The Paris 2024 Olympic Games had to be “exemplary” from an ethical and also environmental point of view. That ambitious promise made by the organizers yesterday suffered a serious setback. Both the headquarters of the organizing committee (Cojo) and the offices of others linked to the sporting event were the subject of judicial searches as part of an investigation into alleged influence peddling, favoritism and embezzlement of public funds.

The Olympic event will arrive exactly 401 days from now – on July 26 of next year – and is destined to be the showcase of a modern and booming France, with Paris as the main European investment magnet after Brexit dealt a hard blow to London. For Emmanuel Macron, it may be the last great chance to bring brilliance to a presidency rich in turbulence and declining.

Suspicions of corruption undermine the French narrative. The searches actually came as a relative surprise because there were two ongoing investigations, the first opened in 2017 and the second in 2022. In addition to Cojo, which is based in Saint-Denis in the northern Parisian suburbs, it also investigates Solideo, the company in charge of building, setting up and delivering the Olympic facilities. Potentially irregular practices were discovered in procurement and service contracts, so the National Financial Prosecutor’s Office was activated. According to the AFP agency, one of those involved in a possible conflict of interest would be Édouard Donnelly, executive director of operations of El Cojo. In the inspections carried out by the French Anti-corruption Agency, it was detected that the general procedure for purchases was “imprecise and incomplete”, with the risk of creating situations of conflict of interests that would tarnish the image that is intended to be given of the Games.

Shadows of corruption are not the only judicial problem facing the organizers of the Games. Another front is labor exploitation. Also yesterday, the news of the complaint filed by ten foreign workers without proper papers broke. These people are demanding that the companies that employed them in the construction of the Olympic village, including industry giants such as Vinci, Eiffage, Spie, Batignolles and GCC, pay them compensation for holidays and overtime they did not receive, since they had no legal contracts. These are mainly people of African origin.

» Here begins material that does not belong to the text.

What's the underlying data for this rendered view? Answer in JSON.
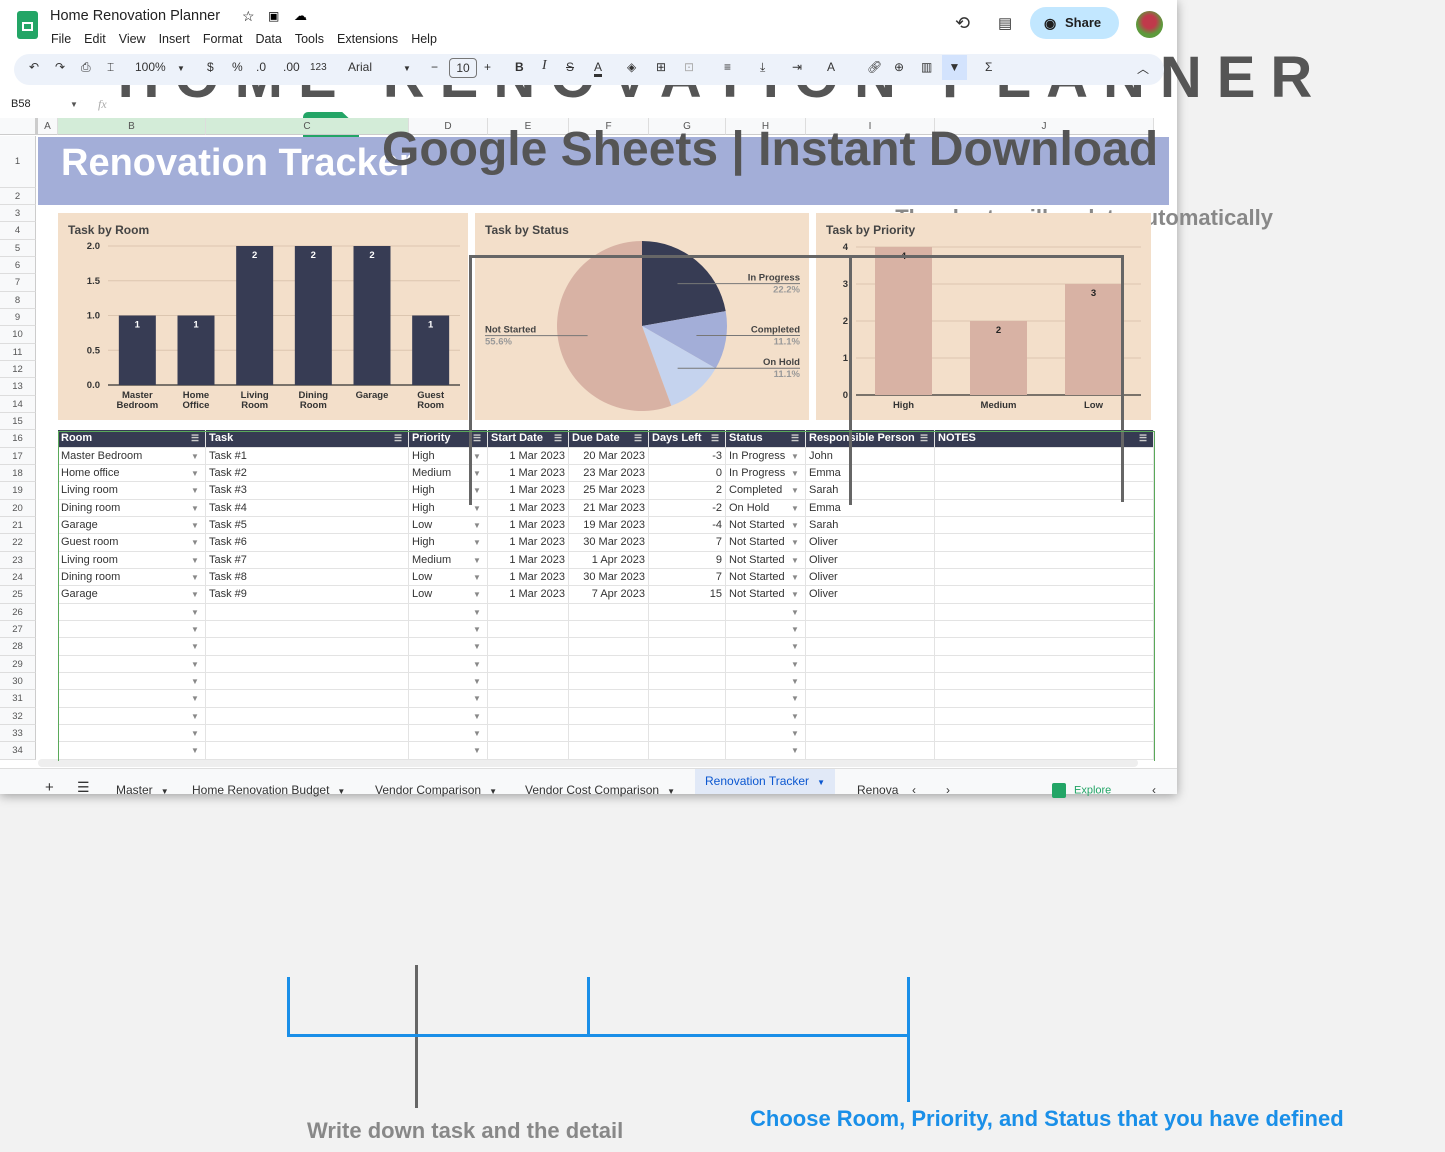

The use of illegal labor is a common practice in France, with particular incidence in construction and restoration. Without it, these sectors would be semi-paralyzed due to lack of staff. That is why the Government has proposed legalizing foreign employees without papers, an initiative blocked by the right for political and electoral reasons. However, to know that even in the Olympic works the legality is violated, as the unions periodically denounce, damages the prestige of France, whose human rights organizations were very thinned out with the same problem before the soccer World Cup in Qatar.